OE 2021: Aumento de 20 euros do salário mínimo em cima da mesa

A proposta do executivo de António Costa para o aumento do salário mínimo poderá ser de menos 15 euros do que foi no ano passado, uma medida que não agrada ao Bloco de Esquerda que pede um crescimento de 35 euros, nem ao PCP que sugere uma subida de 215 euros.

As propostas entre o Governo e os partidos de esquerda para definir medidas para o Orçamento de Estado continuam e um dos tópicos em cima da mesa é o aumento do salário mínimo, cuja proposta do Estado é de uma subida de 20 euros, avançou o Expresso esta quinta-feira, 1 de outubro.

O montante sugerido pelo Governo é diferente daquele que é sugerido pelo Partido Comunista Português (PCP) e Bloco de Esquerda (BE). Segundo o Expresso, à esquerda, os bloquistas defendem um aumento de 35 euros, para 670 euros e os comunistas propõem que o salário mínimo passe de 635 euros para 850, mais 215 euros. D recordar que o último aumento do rendimento mínimo dos trabalhadores em Portugal subiu o ano passado 35 euros.

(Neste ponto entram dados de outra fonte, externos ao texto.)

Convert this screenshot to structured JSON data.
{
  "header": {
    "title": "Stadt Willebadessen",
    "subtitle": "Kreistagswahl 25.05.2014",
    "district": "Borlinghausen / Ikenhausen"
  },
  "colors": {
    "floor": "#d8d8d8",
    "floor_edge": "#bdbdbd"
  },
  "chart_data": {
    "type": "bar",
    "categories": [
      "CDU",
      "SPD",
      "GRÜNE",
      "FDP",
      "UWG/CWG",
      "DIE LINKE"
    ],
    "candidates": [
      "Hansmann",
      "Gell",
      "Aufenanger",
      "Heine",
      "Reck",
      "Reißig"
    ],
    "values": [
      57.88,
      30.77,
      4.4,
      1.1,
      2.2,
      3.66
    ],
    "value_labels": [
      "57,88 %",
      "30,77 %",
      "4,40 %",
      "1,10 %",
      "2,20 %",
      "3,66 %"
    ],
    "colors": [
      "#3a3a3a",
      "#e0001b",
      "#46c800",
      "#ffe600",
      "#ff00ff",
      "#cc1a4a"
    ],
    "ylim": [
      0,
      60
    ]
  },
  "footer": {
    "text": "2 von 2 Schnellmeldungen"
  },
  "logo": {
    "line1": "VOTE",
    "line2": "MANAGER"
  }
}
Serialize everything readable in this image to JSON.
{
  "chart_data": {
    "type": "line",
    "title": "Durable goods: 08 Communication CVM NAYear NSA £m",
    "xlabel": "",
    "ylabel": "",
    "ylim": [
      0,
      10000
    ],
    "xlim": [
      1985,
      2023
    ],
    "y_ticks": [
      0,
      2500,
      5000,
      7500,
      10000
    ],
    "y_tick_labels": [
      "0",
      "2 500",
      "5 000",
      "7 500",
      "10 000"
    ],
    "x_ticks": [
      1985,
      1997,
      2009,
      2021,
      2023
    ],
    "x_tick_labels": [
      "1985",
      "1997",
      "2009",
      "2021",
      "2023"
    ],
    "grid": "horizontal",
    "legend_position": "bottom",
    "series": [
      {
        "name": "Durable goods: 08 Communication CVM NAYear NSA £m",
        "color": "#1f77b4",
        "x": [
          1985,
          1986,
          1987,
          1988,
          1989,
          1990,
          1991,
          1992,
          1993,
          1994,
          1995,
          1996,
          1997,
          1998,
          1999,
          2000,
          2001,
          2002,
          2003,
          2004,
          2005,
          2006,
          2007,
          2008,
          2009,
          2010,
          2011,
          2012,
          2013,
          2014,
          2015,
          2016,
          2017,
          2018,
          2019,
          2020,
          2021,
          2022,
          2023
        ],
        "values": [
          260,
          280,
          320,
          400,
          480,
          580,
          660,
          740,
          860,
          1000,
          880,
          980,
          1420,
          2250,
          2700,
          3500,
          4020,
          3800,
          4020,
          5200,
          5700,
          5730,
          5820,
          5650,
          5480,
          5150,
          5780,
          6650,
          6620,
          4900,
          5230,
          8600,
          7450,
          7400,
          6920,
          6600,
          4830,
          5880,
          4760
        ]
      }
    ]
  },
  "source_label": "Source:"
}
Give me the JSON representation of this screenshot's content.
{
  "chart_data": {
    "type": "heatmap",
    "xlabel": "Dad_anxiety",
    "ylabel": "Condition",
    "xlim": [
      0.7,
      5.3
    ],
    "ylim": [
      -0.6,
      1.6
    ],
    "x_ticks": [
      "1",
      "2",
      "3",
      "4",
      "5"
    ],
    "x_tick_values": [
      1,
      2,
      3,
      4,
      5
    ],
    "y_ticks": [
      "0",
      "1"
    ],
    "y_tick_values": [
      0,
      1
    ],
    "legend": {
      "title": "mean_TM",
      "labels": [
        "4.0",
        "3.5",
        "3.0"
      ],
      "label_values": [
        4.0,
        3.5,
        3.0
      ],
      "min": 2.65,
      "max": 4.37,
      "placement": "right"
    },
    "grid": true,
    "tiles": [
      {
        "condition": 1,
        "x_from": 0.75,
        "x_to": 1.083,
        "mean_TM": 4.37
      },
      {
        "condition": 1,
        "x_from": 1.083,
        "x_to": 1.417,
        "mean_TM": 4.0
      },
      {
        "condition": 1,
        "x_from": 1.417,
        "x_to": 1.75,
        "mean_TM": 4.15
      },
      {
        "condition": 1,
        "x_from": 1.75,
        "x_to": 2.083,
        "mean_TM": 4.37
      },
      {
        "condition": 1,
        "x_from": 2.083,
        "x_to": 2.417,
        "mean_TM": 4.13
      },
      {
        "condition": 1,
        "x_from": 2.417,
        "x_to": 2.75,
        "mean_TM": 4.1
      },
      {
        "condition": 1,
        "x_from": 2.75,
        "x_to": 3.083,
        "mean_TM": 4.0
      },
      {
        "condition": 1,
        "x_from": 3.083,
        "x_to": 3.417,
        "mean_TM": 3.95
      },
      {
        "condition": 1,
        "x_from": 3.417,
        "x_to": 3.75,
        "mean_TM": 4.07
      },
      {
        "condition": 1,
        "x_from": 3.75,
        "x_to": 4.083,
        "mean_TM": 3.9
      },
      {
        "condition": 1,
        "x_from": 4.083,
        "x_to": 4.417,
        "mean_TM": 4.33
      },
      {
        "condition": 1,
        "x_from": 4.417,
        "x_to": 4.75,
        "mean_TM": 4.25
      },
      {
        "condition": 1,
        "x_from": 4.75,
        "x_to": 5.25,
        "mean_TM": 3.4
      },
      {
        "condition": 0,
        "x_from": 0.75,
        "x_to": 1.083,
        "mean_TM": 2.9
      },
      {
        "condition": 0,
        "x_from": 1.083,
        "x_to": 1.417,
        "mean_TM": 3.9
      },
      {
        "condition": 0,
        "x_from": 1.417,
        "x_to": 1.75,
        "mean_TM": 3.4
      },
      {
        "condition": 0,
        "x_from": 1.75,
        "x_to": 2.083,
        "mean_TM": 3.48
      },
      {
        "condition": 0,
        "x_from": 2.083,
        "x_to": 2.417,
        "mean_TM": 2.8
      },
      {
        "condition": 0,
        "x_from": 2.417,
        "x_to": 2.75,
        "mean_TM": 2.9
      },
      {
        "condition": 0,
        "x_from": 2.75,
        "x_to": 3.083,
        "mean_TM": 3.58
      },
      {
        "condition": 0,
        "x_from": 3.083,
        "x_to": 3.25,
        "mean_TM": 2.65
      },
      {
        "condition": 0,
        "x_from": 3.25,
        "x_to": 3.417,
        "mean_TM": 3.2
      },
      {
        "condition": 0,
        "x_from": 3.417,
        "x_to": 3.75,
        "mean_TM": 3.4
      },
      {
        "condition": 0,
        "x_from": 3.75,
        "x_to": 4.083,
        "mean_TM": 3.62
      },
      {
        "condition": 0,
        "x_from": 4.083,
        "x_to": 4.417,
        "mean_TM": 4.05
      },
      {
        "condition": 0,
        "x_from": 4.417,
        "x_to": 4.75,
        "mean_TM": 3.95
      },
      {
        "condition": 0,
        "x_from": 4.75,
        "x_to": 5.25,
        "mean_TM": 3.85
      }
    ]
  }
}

Na quarta-feira, 30 de setembro, uma das 46 medidas apresentadas pelo PCP a partir da Assembleia da Repúblico foi o aumento generalizado dos salários, uma medida que  “exige um compromisso mais alargado”, explicou o deputado dos comunistas João Oliveira, de acordo com a agência Lusa.

O valor do aumento do salário mínimo ainda continua a ser uma incógnita, ainda assim tem gerado alguma controvérsia. A 23 de setembro, durante debate parlamentar  sobre a “Visão Estratégica para o Plano de Recuperação Económica de Portugal 2030-2030”, o líder do PCP, Jerónimo de Sousa apontava que  “o desenvolvimento do país e a resposta à crise exigem o aumento dos salários, designadamente o salário mínimo nacional. Exigem a valorização dos direitos dos trabalhadores, exigem o combate à desregulação dos horários de trabalho”.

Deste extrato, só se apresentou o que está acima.